You sign up to tell Apple why you really, really want to be a guinea pig and wait for the “Don’t call us, we’ll call you” email.
If you are a chosen one, in March you’ll be invited to try the third beta of iOS 8.3 in parallel with developers who get pre-release code naturally, and who already have earlier releases of 8.3. The aim of the public beta is to find bugs [things like unwanted iTunes albums by preposterous boybands that have been snuck in, perhaps?] before foisting them on the great unwashed.

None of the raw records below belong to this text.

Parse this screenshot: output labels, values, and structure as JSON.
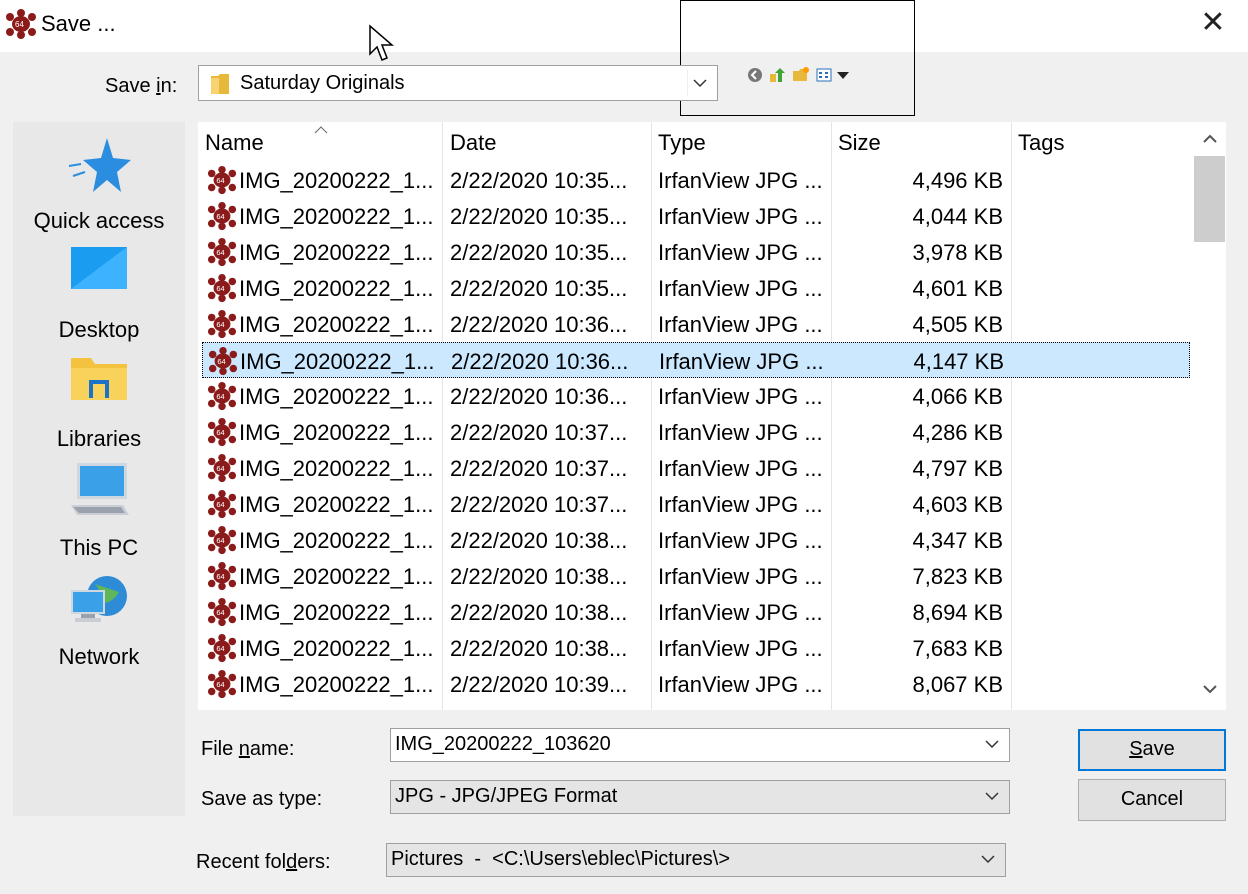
{
  "window": {
    "title": "Save ...",
    "close_label": "✕"
  },
  "save_in": {
    "label_pre": "Save ",
    "label_key": "i",
    "label_post": "n:",
    "value": "Saturday Originals"
  },
  "toolbar": {
    "icons": [
      "back-icon",
      "up-folder-icon",
      "new-folder-icon",
      "view-menu-icon"
    ]
  },
  "places": [
    {
      "label": "Quick access",
      "icon": "star-icon"
    },
    {
      "label": "Desktop",
      "icon": "desktop-icon"
    },
    {
      "label": "Libraries",
      "icon": "libraries-icon"
    },
    {
      "label": "This PC",
      "icon": "computer-icon"
    },
    {
      "label": "Network",
      "icon": "network-icon"
    }
  ],
  "columns": [
    "Name",
    "Date",
    "Type",
    "Size",
    "Tags"
  ],
  "files": [
    {
      "name": "IMG_20200222_1...",
      "date": "2/22/2020 10:35...",
      "type": "IrfanView JPG ...",
      "size": "4,496 KB"
    },
    {
      "name": "IMG_20200222_1...",
      "date": "2/22/2020 10:35...",
      "type": "IrfanView JPG ...",
      "size": "4,044 KB"
    },
    {
      "name": "IMG_20200222_1...",
      "date": "2/22/2020 10:35...",
      "type": "IrfanView JPG ...",
      "size": "3,978 KB"
    },
    {
      "name": "IMG_20200222_1...",
      "date": "2/22/2020 10:35...",
      "type": "IrfanView JPG ...",
      "size": "4,601 KB"
    },
    {
      "name": "IMG_20200222_1...",
      "date": "2/22/2020 10:36...",
      "type": "IrfanView JPG ...",
      "size": "4,505 KB"
    },
    {
      "name": "IMG_20200222_1...",
      "date": "2/22/2020 10:36...",
      "type": "IrfanView JPG ...",
      "size": "4,147 KB",
      "selected": true
    },
    {
      "name": "IMG_20200222_1...",
      "date": "2/22/2020 10:36...",
      "type": "IrfanView JPG ...",
      "size": "4,066 KB"
    },
    {
      "name": "IMG_20200222_1...",
      "date": "2/22/2020 10:37...",
      "type": "IrfanView JPG ...",
      "size": "4,286 KB"
    },
    {
      "name": "IMG_20200222_1...",
      "date": "2/22/2020 10:37...",
      "type": "IrfanView JPG ...",
      "size": "4,797 KB"
    },
    {
      "name": "IMG_20200222_1...",
      "date": "2/22/2020 10:37...",
      "type": "IrfanView JPG ...",
      "size": "4,603 KB"
    },
    {
      "name": "IMG_20200222_1...",
      "date": "2/22/2020 10:38...",
      "type": "IrfanView JPG ...",
      "size": "4,347 KB"
    },
    {
      "name": "IMG_20200222_1...",
      "date": "2/22/2020 10:38...",
      "type": "IrfanView JPG ...",
      "size": "7,823 KB"
    },
    {
      "name": "IMG_20200222_1...",
      "date": "2/22/2020 10:38...",
      "type": "IrfanView JPG ...",
      "size": "8,694 KB"
    },
    {
      "name": "IMG_20200222_1...",
      "date": "2/22/2020 10:38...",
      "type": "IrfanView JPG ...",
      "size": "7,683 KB"
    },
    {
      "name": "IMG_20200222_1...",
      "date": "2/22/2020 10:39...",
      "type": "IrfanView JPG ...",
      "size": "8,067 KB"
    }
  ],
  "file_name": {
    "label_pre": "File ",
    "label_key": "n",
    "label_post": "ame:",
    "value": "IMG_20200222_103620"
  },
  "save_as_type": {
    "label": "Save as type:",
    "value": "JPG - JPG/JPEG Format"
  },
  "recent_folders": {
    "label_pre": "Recent fol",
    "label_key": "d",
    "label_post": "ers:",
    "value": "Pictures  -  <C:\\Users\\eblec\\Pictures\\>"
  },
  "buttons": {
    "save_key": "S",
    "save_rest": "ave",
    "cancel": "Cancel"
  },
  "colors": {
    "selection": "#cce8ff",
    "accent": "#0078d7",
    "irfan_red": "#8b1a1a"
  }
}
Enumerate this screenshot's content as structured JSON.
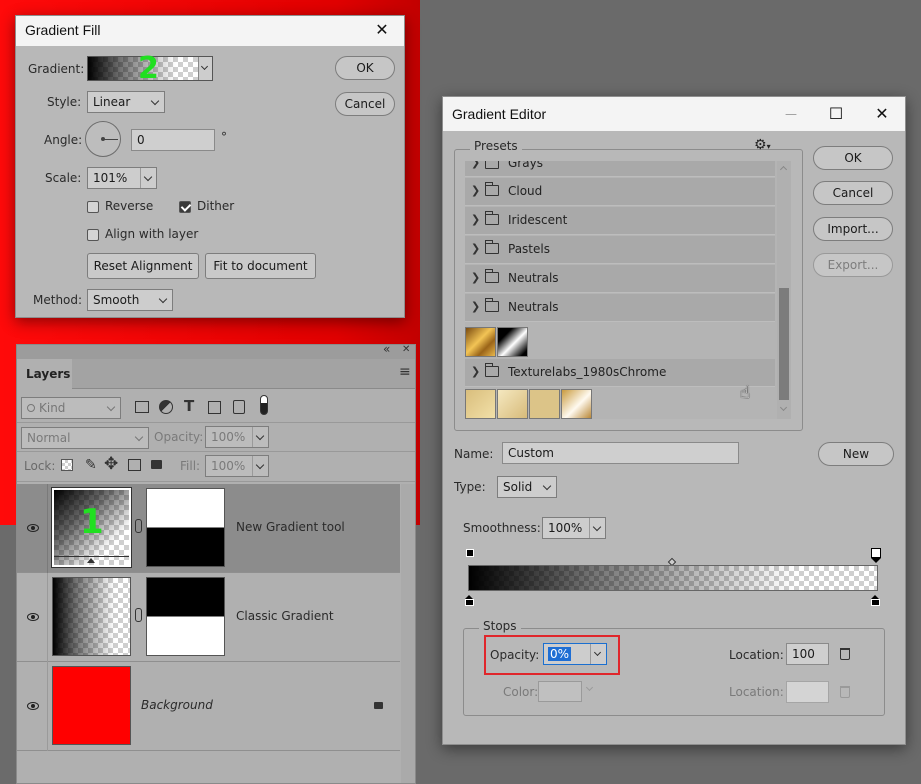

iOS 8.3 is the release after next for Jesus phone lovers, 8.2 – whose fifth beta was released to developers last week – is expected to appear in March and that mainly has support for the Apple Watch. iOS 8.3, on the other hand, is more ambitious with enhancements such as a new design and icons for the emoji keyboard, which makes it easier to scroll through all those wonderful graphics.
There is also support for international versions of Apple Play – particularly the Chinese version, so remember that when you fill in your request to join Appleseed – and carplay, which will particularly interest all the owners of the Ferrari FF. Of wider application is support for two-factor identification.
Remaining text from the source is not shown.